The output from the beta likelihood is of the form (n_samples, n_points, n_tasks), so we have e.g. an output of (10,100,5).

As @spectraldani mentions, the beta likelihood is not designed for multitask GPs. The expected shape is of the form n_samples, <batch_dimension>, n_points. It is a OneDimensionalLikelihood

And would a new likelihood for the multitask beta need to be implemented?

It would.
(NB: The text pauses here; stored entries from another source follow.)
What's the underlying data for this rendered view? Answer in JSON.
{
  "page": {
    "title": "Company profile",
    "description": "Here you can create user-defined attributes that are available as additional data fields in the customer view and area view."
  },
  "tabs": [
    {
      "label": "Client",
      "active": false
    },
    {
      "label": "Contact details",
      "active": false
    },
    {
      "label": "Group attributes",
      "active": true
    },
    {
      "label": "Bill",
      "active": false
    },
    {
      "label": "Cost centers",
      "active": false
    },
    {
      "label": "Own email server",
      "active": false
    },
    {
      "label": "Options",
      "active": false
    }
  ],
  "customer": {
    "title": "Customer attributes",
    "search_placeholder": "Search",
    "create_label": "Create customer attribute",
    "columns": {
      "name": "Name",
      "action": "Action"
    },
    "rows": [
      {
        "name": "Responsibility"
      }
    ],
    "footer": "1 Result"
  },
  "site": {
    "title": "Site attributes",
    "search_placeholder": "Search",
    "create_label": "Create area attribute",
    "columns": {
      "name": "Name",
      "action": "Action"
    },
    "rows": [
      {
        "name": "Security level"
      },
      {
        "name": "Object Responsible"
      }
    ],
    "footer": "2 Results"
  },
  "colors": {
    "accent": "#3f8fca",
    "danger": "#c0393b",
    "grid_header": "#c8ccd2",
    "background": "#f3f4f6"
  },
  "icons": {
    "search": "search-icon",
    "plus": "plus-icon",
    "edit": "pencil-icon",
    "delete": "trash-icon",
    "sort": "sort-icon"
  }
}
I'm not sure we'd be open to it as a PR right now, unless there's potentially a way to nicely generalize all of our one dimensional likelihoods into multitask likelihoods.

eirikbaekkelund commented 11 months ago

This does the job

class MultitaskBetaLikelihood(gpytorch.likelihoods.BetaLikelihood):
    A multitask BetaLikelihood that supports multitask GP regression.
    def __init__(
        n_tasks: int,
        batch_shape: torch.Size = torch.Size([]),
        scale_prior: Optional[Prior] = None,
        scale_constraint: Optional[Interval] = None,
    ) -> None:

        if scale_constraint is None:
            scale_constraint = Positive()

        self.raw_scale = torch.nn.Parameter(torch.ones(*batch_shape, 1, n_tasks))
        if scale_prior is not None:
            self.register_prior("scale_prior", scale_prior, lambda m: m.scale, lambda m, v: m._set_scale(v))

        self.register_constraint("raw_scale", scale_constraint)

    def expected_log_prob(self, observations, function_dist, *args, **kwargs):
        ret = super().expected_log_prob(observations, function_dist, *args, **kwargs)

        num_event_dim = len(function_dist.event_shape)

        if num_event_dim > 1:  # Do appropriate summation for multitask likelihood
            ret = ret.sum(list(range(-1, -num_event_dim, -1)))
        return ret